Den bolivianischen Regenwald erkunden ...
Santa Cruz
Östlich der Andenkette beginnt der Tropenwald des Amazonasgebietes. Hier liegt auch Santa Cruz, nach La Paz die Wirtschaftshauptstadt Boliviens. Im Mittelpunkt liegt die palmenumstandene Plaza 24 de Septiembre mit der Basílica Menor de San Lorenzo und dem dazugehörigen Museo Histórico. Wer Zeit hat, besucht den größten und bestgeführtesten Zoo Südamerikas, den Jardín Zoológico. Durch seine ausgezeichneten Verkehrsanbindungen bietet sich Santa Cruz außerdem als Ausgangspunkt für Ausflüge z.B. zur geheimnisumwitterten Festung Samaipata an. Vermutet wird, dass die 1.200 m² große Anlage mit ihren in den Fels gravierten Figuren religiösen Kulten diente.
Parque Nacional Amboró
Westlich von Santa Cruz liegt einer der schönsten und vielfältigsten Nationalparks der Welt: der Parque Nacional Amboró.

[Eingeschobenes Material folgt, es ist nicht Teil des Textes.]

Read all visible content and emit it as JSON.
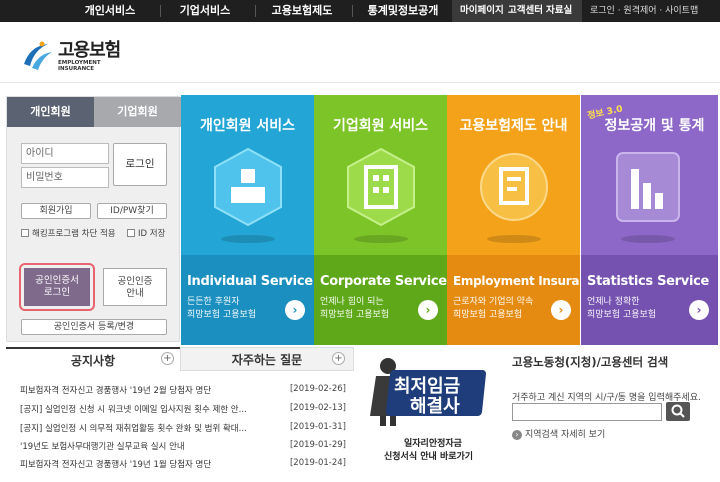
{
  "topnav": {
    "items": [
      "개인서비스",
      "기업서비스",
      "고용보험제도",
      "통계및정보공개"
    ],
    "mypage": "마이페이지",
    "customer": "고객센터",
    "data": "자료실",
    "util": "로그인 · 원격제어 · 사이트맵"
  },
  "logo": {
    "title": "고용보험",
    "subtitle": "EMPLOYMENT INSURANCE"
  },
  "login": {
    "tab_personal": "개인회원",
    "tab_corporate": "기업회원",
    "id_placeholder": "아이디",
    "pw_placeholder": "비밀번호",
    "login_button": "로그인",
    "join": "회원가입",
    "find": "ID/PW찾기",
    "hacking": "해킹프로그램 차단 적용",
    "save_id": "ID 저장",
    "cert_login_1": "공인인증서",
    "cert_login_2": "로그인",
    "cert_guide_1": "공인인증",
    "cert_guide_2": "안내",
    "cert_register": "공인인증서 등록/변경"
  },
  "services": [
    {
      "title": "개인회원 서비스",
      "en": "Individual Service",
      "desc1": "든든한 후원자",
      "desc2": "희망보험 고용보험",
      "color": "#23a6d5",
      "lower": "#1a8fc0"
    },
    {
      "title": "기업회원 서비스",
      "en": "Corporate Service",
      "desc1": "언제나 힘이 되는",
      "desc2": "희망보험 고용보험",
      "color": "#7cc427",
      "lower": "#5fa81a"
    },
    {
      "title": "고용보험제도 안내",
      "en": "Employment Insurance",
      "desc1": "근로자와 기업의 약속",
      "desc2": "희망보험 고용보험",
      "color": "#f3a21a",
      "lower": "#e58b11"
    },
    {
      "title": "정보공개 및 통계",
      "badge": "정보 3.0",
      "en": "Statistics Service",
      "desc1": "언제나 정확한",
      "desc2": "희망보험 고용보험",
      "color": "#8e68c8",
      "lower": "#7551b0"
    }
  ],
  "notice": {
    "tab1": "공지사항",
    "tab2": "자주하는 질문",
    "items": [
      {
        "title": "피보험자격 전자신고 경품행사 '19년 2월 당첨자 명단",
        "date": "[2019-02-26]"
      },
      {
        "title": "[공지] 실업인정 신청 시 워크넷 이메일 입사지원 횟수 제한 안...",
        "date": "[2019-02-13]"
      },
      {
        "title": "[공지] 실업인정 시 의무적 재취업활동 횟수 완화 및 범위 확대...",
        "date": "[2019-01-31]"
      },
      {
        "title": "'19년도 보험사무대행기관 실무교육 실시 안내",
        "date": "[2019-01-29]"
      },
      {
        "title": "피보험자격 전자신고 경품행사 '19년 1월 당첨자 명단",
        "date": "[2019-01-24]"
      }
    ]
  },
  "banner": {
    "line1": "최저임금",
    "line2": "해결사",
    "line3": "일자리안정자금",
    "line4": "신청서식 안내 바로가기"
  },
  "search": {
    "title": "고용노동청(지청)/고용센터 검색",
    "desc": "거주하고 계신 지역의 시/구/동 명을 입력해주세요.",
    "detail": "지역검색 자세히 보기"
  }
}
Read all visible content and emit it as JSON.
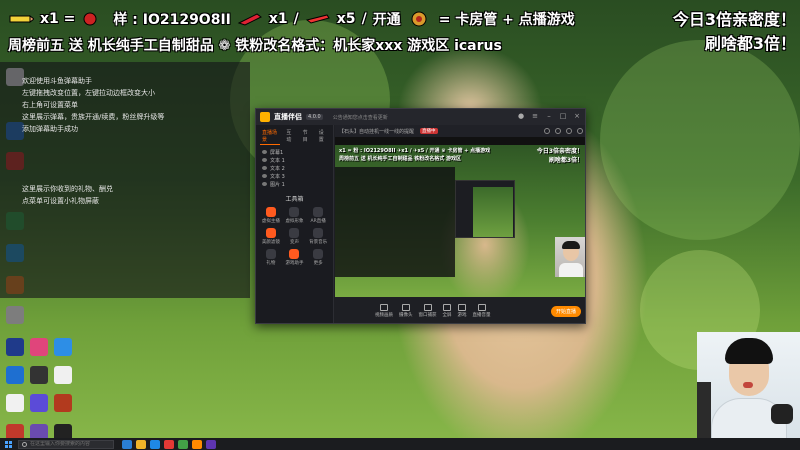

Auf einer Größe von über 4.300 km² finden sich hier in der Übergangszone zwischen dem Berg- und Tieflandregenwald eine einzigartige Artenvielfalt an Tieren und Pflanzen. Neben 700 verschiedenen Vogelarten können bedrohte Tierarten wie der Jaguar, der Kragenbär und der Jucumari (Andenbär) beobachtet werden.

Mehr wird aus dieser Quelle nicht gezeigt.